Als ich noch ein kleiner Bubsi war, also lange bevor es CDs, PCs, MP3, HDTV, WWW, RTL oder sonst irgendetwas gab (Kriegsgeneration!), hatte ich einen großen Traum. Andere wollten Nuklearphysiker, Zirkusferd oder Müllmann werden, aber mir ging nur eine Sache durch bzw. in den Kopf: Geld genug um rund um die Uhr Eis essen zu können. Man findet erst wesentlich später heraus, dass man einen Liter Eis nur dann mühelos verinnerlichen kann, wenn dieser sportlichen Spitzenleistung ein monatelanges Aufbautraining vorangeht. Habe ich mir jedenfalls sagen lassen.
Das Maßlose übt nicht nur auf Kinder, sondern auch auf Erwachsene eine grenzenlose Faszination aus. Die Guiness World Records sind eine eindrucksvolle Demonstration, welchen hohen Unterhaltungs- bzw. Stellenwert die Überschreitung rationaler Maßtäbe in unserer westlichen Gesellschaft einnimmt. Der Spitzensport gehört da natürlich auch dazu. Was macht der dekadente Reiche mit seiner Kohle? Er zieht sich auf ein Hotelzimmer mit Koks und Prostituierten zurück. So geschehen beim Maler und Kunstprofessor Jörg Immendorff im August 2003 (21,6 Gramm, davon 6,5 Gramm reines Kokain + 9 Prostituierte; gestand im Prozess 26 weitere Parties ein) oder bei Michel Friedmann im Juni desselben Jahres, der da wesentlich bescheidener war, als Rechtsanwalt, Vizepräsident des Zentralrats der Juden in Deutschland und Rechtsanwalt trotzdem für mehr Furore sorgte. Wer träumt nicht von der großen Orgie, ein Wort, das wir zunehmend für jeden Exzess verwenden, sei es Kopieren oder Putzen?

Das Maßlose spielt aber auch in unserem Alltag eine wesentlich größere Rolle als wir gerne zugeben würden:

1) Der neue Apple iPod mit 60 GB (5. Generation) kann 15.000 Lieder oder ca. 1000 Alben speichern. Bei einer durchschnittlichen Laufzeit von 15 Stunden (ca. 15 Alben) muss ich 67 Mal aufladen und 1000 Stunden Musik hören, bis ich jedes Lied auf der Festplatte einmal durch habe. Bei iTunes werden übrigens 1,8 Millionen Songs zum Download angeboten.

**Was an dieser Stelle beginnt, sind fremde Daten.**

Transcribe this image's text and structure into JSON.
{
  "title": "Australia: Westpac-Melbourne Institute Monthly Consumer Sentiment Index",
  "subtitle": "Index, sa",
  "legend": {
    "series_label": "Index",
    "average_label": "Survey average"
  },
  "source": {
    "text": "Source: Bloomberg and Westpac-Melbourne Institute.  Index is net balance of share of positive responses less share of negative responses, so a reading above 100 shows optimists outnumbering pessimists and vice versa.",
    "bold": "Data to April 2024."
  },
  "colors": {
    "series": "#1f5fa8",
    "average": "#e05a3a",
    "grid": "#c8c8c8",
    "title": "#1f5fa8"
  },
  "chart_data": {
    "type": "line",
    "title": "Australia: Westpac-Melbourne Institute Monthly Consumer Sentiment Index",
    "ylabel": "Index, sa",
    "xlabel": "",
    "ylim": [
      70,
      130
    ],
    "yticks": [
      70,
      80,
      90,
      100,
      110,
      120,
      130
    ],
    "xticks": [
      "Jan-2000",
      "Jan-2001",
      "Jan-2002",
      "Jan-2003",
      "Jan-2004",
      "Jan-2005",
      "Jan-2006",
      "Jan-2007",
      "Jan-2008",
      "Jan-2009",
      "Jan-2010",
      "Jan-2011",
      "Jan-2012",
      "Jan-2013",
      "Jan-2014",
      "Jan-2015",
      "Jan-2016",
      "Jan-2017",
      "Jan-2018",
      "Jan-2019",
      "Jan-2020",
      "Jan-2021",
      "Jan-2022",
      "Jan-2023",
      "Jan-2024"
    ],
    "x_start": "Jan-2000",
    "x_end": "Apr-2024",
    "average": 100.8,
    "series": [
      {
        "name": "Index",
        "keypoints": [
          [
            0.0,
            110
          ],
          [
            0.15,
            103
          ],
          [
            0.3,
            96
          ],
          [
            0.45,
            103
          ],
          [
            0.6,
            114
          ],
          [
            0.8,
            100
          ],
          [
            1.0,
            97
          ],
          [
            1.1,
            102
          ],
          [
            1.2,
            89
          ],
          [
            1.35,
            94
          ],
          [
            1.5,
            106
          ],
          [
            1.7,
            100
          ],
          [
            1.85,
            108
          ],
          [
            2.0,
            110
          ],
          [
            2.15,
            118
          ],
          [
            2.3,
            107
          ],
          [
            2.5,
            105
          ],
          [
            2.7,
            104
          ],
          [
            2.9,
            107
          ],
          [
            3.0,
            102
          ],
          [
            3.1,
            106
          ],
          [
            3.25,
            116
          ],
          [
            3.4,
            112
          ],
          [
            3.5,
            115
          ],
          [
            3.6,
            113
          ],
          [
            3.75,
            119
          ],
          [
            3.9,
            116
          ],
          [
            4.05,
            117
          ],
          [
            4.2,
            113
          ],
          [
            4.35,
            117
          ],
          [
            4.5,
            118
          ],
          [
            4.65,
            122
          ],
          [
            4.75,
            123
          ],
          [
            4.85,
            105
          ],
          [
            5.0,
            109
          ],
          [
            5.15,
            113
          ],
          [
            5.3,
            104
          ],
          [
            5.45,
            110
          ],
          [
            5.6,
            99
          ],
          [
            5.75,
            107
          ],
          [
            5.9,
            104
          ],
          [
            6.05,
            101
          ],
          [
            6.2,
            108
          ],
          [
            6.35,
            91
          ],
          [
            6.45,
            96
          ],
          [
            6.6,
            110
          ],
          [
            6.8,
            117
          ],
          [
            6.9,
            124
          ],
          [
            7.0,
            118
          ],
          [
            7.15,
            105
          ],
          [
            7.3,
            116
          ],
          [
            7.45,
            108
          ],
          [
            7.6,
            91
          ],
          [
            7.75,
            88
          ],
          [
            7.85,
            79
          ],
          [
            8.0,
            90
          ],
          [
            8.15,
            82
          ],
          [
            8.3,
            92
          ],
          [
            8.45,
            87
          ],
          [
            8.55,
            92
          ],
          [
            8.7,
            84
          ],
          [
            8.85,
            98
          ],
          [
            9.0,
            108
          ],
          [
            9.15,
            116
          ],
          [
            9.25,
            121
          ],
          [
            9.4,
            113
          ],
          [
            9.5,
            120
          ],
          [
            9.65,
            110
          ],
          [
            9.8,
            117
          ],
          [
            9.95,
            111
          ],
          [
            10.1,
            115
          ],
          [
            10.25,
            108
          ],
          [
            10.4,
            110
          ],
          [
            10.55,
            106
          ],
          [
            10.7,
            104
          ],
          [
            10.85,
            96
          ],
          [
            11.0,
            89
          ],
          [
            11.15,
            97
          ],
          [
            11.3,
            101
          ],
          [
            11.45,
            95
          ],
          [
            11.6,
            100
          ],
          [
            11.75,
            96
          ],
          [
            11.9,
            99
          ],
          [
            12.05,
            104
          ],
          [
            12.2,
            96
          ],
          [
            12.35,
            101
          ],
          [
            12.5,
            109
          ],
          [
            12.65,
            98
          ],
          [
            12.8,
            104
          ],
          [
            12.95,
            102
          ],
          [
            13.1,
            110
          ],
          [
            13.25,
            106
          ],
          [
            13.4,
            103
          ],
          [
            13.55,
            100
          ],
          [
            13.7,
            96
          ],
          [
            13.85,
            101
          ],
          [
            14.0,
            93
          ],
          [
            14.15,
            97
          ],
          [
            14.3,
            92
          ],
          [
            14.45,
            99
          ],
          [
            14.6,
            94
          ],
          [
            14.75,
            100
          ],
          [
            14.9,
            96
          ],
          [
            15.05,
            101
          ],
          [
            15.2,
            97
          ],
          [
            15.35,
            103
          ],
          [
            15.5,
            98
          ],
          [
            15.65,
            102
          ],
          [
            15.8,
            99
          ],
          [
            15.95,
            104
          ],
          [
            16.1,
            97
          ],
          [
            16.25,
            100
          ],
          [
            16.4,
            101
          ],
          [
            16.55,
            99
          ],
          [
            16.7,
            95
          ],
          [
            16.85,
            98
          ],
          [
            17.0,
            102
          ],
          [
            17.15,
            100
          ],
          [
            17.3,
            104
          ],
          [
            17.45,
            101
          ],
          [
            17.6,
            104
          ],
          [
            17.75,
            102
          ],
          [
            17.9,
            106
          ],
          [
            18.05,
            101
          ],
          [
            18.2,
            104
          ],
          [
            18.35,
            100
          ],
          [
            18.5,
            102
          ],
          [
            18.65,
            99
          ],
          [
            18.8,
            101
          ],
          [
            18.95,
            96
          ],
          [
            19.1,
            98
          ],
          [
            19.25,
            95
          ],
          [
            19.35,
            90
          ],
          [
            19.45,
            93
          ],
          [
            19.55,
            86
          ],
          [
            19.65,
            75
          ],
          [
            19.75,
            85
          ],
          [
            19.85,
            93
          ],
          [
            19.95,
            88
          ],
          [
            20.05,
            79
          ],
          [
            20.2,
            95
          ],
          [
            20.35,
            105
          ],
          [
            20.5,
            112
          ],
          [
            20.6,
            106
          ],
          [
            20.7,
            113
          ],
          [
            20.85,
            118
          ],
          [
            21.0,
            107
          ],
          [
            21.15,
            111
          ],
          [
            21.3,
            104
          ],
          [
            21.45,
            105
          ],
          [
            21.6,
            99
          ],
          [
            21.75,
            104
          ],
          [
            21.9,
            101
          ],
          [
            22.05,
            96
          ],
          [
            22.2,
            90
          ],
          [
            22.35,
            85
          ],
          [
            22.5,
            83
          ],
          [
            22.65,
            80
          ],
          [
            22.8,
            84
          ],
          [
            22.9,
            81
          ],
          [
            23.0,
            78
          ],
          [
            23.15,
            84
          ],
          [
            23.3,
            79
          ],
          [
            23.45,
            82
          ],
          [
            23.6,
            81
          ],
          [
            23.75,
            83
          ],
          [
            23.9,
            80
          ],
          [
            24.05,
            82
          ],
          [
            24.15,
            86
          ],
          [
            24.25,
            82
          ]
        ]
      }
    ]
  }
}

2) Die externe 300 GB Festplatte füllen manche schnell mal mit Fernsehserien und Filmen aus dem Internet an. Da sind noch gar nicht die Filme und Serien mitgerechnet, die regulär im Fersehen laufen oder als DVD-Box herumstehen.

3) An manchen Tagen geht es 16 Stunden durch, an anderen ist der Blick aus dem Fenster schon zu viel der Mühe. Da zieht man dann den Vorhang zu und verbringt ein Wochenende vor der Glotze.

4) An manchen Tagen reichen ein Apfel und ein Vollkornweckerl, an anderen isst man am Abend noch eine Packung Soletti, weil es nach dem Plüschbärfrühstück, dem Schnitzel, dem Eis, dem Kaffee, den Keksen, der Schokolade, den drei Bier und dem Kebab auf die paar Stangerl auch nicht mehr drauf ankommt.

5) Bei Amazon oder Play wirft man dann doch noch die zwei, drei CDs oder DVDs in den Warenkorb, weil bei 100 Euro Bestellvolumen diese 30 Euro das Kraut auch nicht mehr fett machen.

6) Wenn man um 1 Uhr Früh die vierte Episode 24 in Folge gesehen hat, sieht man sich halt noch schnell zwei weitere an, denn dann hat man wenigstens ein Viertel der ganzen Staffel durch.

Deshalb brauche ich dringend die FSK oder Freiwillige Selbstkontrolle, weil die kleinen Maßlosigkeiten des Alltags sich nicht nur summieren, sondern sich auch gehörig auf das Geldbörserl, die Gesundheit und die Fitness schlagen.